Hace unos días, tras la noticia de la muerte de Manuel Ruiz de Lopera, me metí en Movistar+ para ver una serie documental de la que me habían recomendado: La liga de los hombres extraordinarios, realizada por la productora audiovisual de Jordi Évole. Me hipnotizó la conversión del presidente del Betis, de orígenes muy humildes, en una especie de figura mesiánica, adorada por los socios como si fuese un redentor (todo en mitad de una España cruda, eufórica y sin gentrificar, de la que apenas queda ya rastro). Disfruté las imágenes de la época, aunque me agotaban los redichos comentaristas woke con los que el programa de Évole trufaba la acción, así que decidí buscar otra cosa. Encontré enseguida otro contenido potente: la serie documental de la BBC sobre el asecenso de Erdogan, el presidente turco con vocación vitalicia, donde aparecía la misma narrativa: la conversión de un chaval humilde en un líder adorado por los de abajo, con la religión como motor de la metamorfosis.
Por supuesto, estamos ante un proceso histórico que afectó a todo Occidente. Las capas más humildes de la población, da igual Turquía o Andalucía, sintieron a finales del siglo XX un menosprecio militante por parte de las nuevas élites tecnocráticas, que exhibían un fuerte carácter antirreligioso y antipopular. Erdogan es encarcelado por recitar un poema islámico desafiante en un mitin masivo, igual que Lopera es ridiculizado por su devoción radical por el Cristo del Gran Poder. El carisma de ambos, tan distintos a tantos niveles, tiene en común que no abandonaron la fe que unía su destino al de la gente más humilde de su país. No se sentían por encima de nadie y eso hizo que las clases populares les reconociesen de inmediato como sus líderes. Algo parecido ocurre con Nayib Bukele y con otros políticos que darán mucho que hablar en el siglo XXI.
Lopera y el arraigo
Este tipo de perfiles resultan tan carismáticos porque encarnan algo mucho mayor que a ellos mismos. Tiene que ver con mantener la conexión con un tipo de sociedad que ya no existe, donde las mayorías se vinculaban por un ‘nosotros’, por la noción compartida de que existen cosas valiosas más allá de que nos beneficien o perjudiquen como individuos. “La historia de la humanidad es una conversación entre un hombre que cree en Dios y otro que se cree en Dios”, escribió el siempre afilado pensador colombiano Nicolás Gómez Dávila. Este escolio (aforismo) nos recuerda que el conflicto que tratamos también tiene que ver con la humildad: los perdedores de la globalización prefieren seguir a Jesucristo o a Mahoma antes que a unos dirigentes narcisistas y soberbios, que exhiben máximo desarraigo nacional y desprecio hacia los perdedores del sistema. Por esos estos días escucharemos a muchos progresistas y conservadores 'ilustraditos' burlarse de que las cofradías salgan 'a pasear muñecos'.

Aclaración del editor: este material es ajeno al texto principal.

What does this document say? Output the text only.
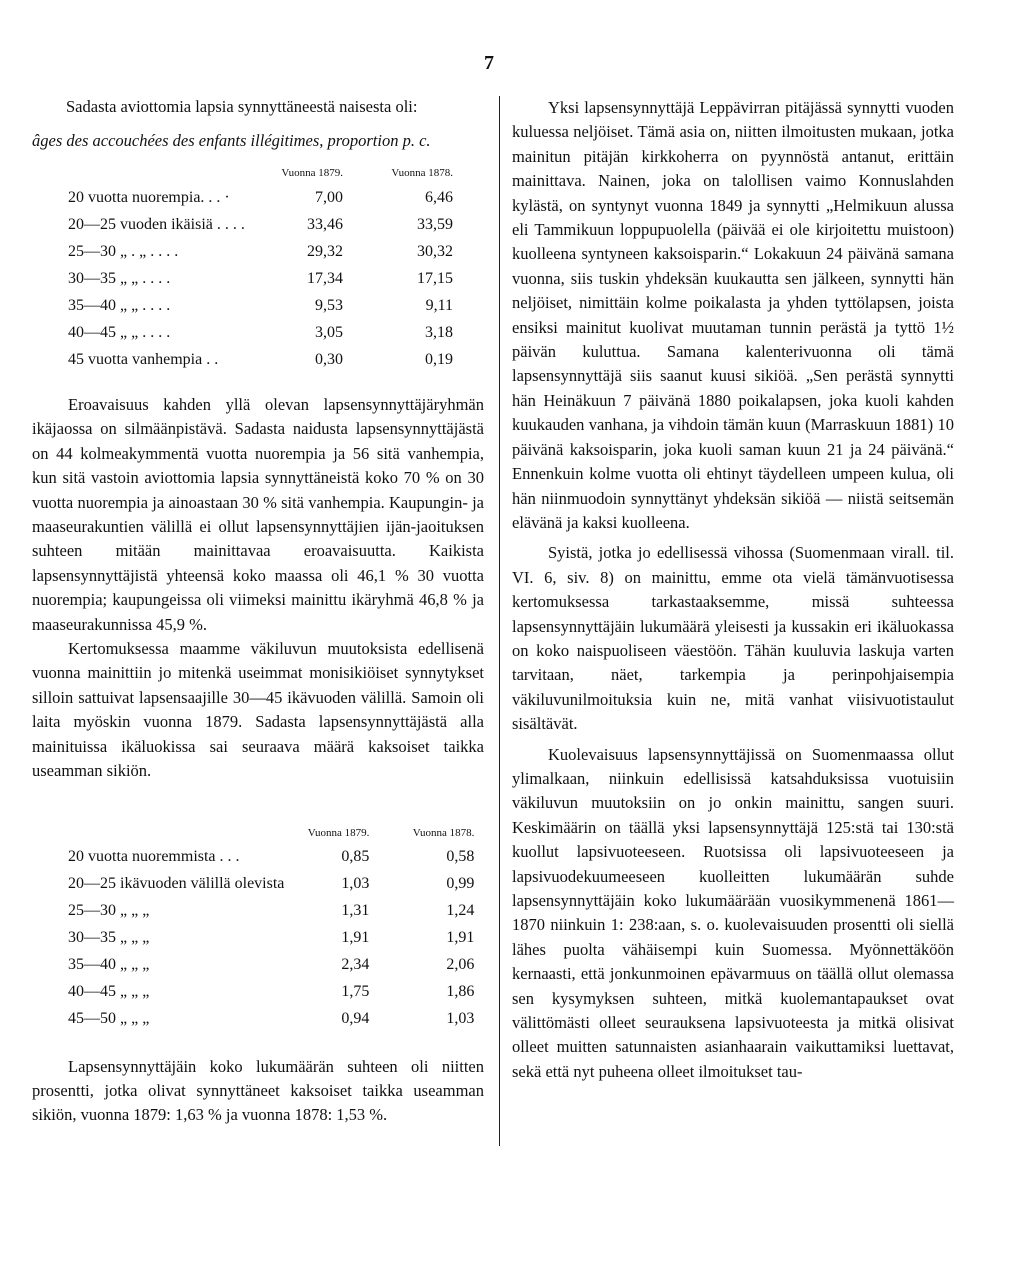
7
Sadasta aviottomia lapsia synnyttäneestä naisesta oli:
âges des accouchées des enfants illégitimes, proportion p. c.
	Vuonna 1879.	Vuonna 1878.
20 vuotta nuorempia. . . ·	7,00	6,46
20—25 vuoden ikäisiä . . . .	33,46	33,59
25—30 „ . „ . . . .	29,32	30,32
30—35 „ „ . . . .	17,34	17,15
35—40 „ „ . . . .	9,53	9,11
40—45 „ „ . . . .	3,05	3,18
45 vuotta vanhempia . .	0,30	0,19

Eroavaisuus kahden yllä olevan lapsensynnyttäjäryhmän ikäjaossa on silmäänpistävä. Sadasta naidusta lapsensynnyttäjästä on 44 kolmeakymmentä vuotta nuorempia ja 56 sitä vanhempia, kun sitä vastoin aviottomia lapsia synnyttäneistä koko 70 % on 30 vuotta nuorempia ja ainoastaan 30 % sitä vanhempia. Kaupungin- ja maaseurakuntien välillä ei ollut lapsensynnyttäjien ijän-jaoituksen suhteen mitään mainittavaa eroavaisuutta. Kaikista lapsensynnyttäjistä yhteensä koko maassa oli 46,1 % 30 vuotta nuorempia; kaupungeissa oli viimeksi mainittu ikäryhmä 46,8 % ja maaseurakunnissa 45,9 %.

Kertomuksessa maamme väkiluvun muutoksista edellisenä vuonna mainittiin jo mitenkä useimmat monisikiöiset synnytykset silloin sattuivat lapsensaajille 30—45 ikävuoden välillä. Samoin oli laita myöskin vuonna 1879. Sadasta lapsensynnyttäjästä alla mainituissa ikäluokissa sai seuraava määrä kaksoiset taikka useamman sikiön.

	Vuonna 1879.	Vuonna 1878.
20 vuotta nuoremmista . . .	0,85	0,58
20—25 ikävuoden välillä olevista	1,03	0,99
25—30 „ „ „	1,31	1,24
30—35 „ „ „	1,91	1,91
35—40 „ „ „	2,34	2,06
40—45 „ „ „	1,75	1,86
45—50 „ „ „	0,94	1,03

Lapsensynnyttäjäin koko lukumäärän suhteen oli niitten prosentti, jotka olivat synnyttäneet kaksoiset taikka useamman sikiön, vuonna 1879: 1,63 % ja vuonna 1878: 1,53 %.

Yksi lapsensynnyttäjä Leppävirran pitäjässä synnytti vuoden kuluessa neljöiset. Tämä asia on, niitten ilmoitusten mukaan, jotka mainitun pitäjän kirkkoherra on pyynnöstä antanut, erittäin mainittava. Nainen, joka on talollisen vaimo Konnuslahden kylästä, on syntynyt vuonna 1849 ja synnytti „Helmikuun alussa eli Tammikuun loppupuolella (päivää ei ole kirjoitettu muistoon) kuolleena syntyneen kaksoisparin.“ Lokakuun 24 päivänä samana vuonna, siis tuskin yhdeksän kuukautta sen jälkeen, synnytti hän neljöiset, nimittäin kolme poikalasta ja yhden tyttölapsen, joista ensiksi mainitut kuolivat muutaman tunnin perästä ja tyttö 1½ päivän kuluttua. Samana kalenterivuonna oli tämä lapsensynnyttäjä siis saanut kuusi sikiöä. „Sen perästä synnytti hän Heinäkuun 7 päivänä 1880 poikalapsen, joka kuoli kahden kuukauden vanhana, ja vihdoin tämän kuun (Marraskuun 1881) 10 päivänä kaksoisparin, joka kuoli saman kuun 21 ja 24 päivänä.“ Ennenkuin kolme vuotta oli ehtinyt täydelleen umpeen kulua, oli hän niinmuodoin synnyttänyt yhdeksän sikiöä — niistä seitsemän elävänä ja kaksi kuolleena.

Syistä, jotka jo edellisessä vihossa (Suomenmaan virall. til. VI. 6, siv. 8) on mainittu, emme ota vielä tämänvuotisessa kertomuksessa tarkastaaksemme, missä suhteessa lapsensynnyttäjäin lukumäärä yleisesti ja kussakin eri ikäluokassa on koko naispuoliseen väestöön. Tähän kuuluvia laskuja varten tarvitaan, näet, tarkempia ja perinpohjaisempia väkiluvunilmoituksia kuin ne, mitä vanhat viisivuotistaulut sisältävät.

Kuolevaisuus lapsensynnyttäjissä on Suomenmaassa ollut ylimalkaan, niinkuin edellisissä katsahduksissa vuotuisiin väkiluvun muutoksiin on jo onkin mainittu, sangen suuri. Keskimäärin on täällä yksi lapsensynnyttäjä 125:stä tai 130:stä kuollut lapsivuoteeseen. Ruotsissa oli lapsivuoteeseen ja lapsivuodekuumeeseen kuolleitten lukumäärän suhde lapsensynnyttäjäin koko lukumäärään vuosikymmenenä 1861—1870 niinkuin 1: 238:aan, s. o. kuolevaisuuden prosentti oli siellä lähes puolta vähäisempi kuin Suomessa. Myönnettäköön kernaasti, että jonkunmoinen epävarmuus on täällä ollut olemassa sen kysymyksen suhteen, mitkä kuolemantapaukset ovat välittömästi olleet seurauksena lapsivuoteesta ja mitkä olisivat olleet muitten satunnaisten asianhaarain vaikuttamiksi luettavat, sekä että nyt puheena olleet ilmoitukset tau-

Tanto la izquierda como la derecha conocen la potencia política de la religión
Los estrategas políticos más inteligentes saben que apelar a valores religiosos funciona. Se hace tanto desde la derecha tradicionalista -digamos el lepenismo- como desde la izquierda indigenista, pongamos el vicepresidente boliviano Álvaro García Linera, que reconoce en las entrevistas su aspiración de que los jóvenes dirigentes de izquierda se comporten como misioneros católicos. “La mejor imagen que me viene es la de un jesuita: aferrado a su creencia, con su cruz, caminando en medio de la selva, dispuesto a todos los sacrificios y tormentos del cuerpo. Aferrado a una fe que le hace capaz de sobreponerse a los fracasos, al abandono, a la muerte por su creencia. Los cuadros son hombres y mujeres de creencias, y hay un déficit de cuadros en las izquierdas”, propone. Más allá de la ramplona batalla política, más allá de que unos cuantos esnobs se rían de la fe popular, la religión conserva su potencia comunitaria y de articulación social.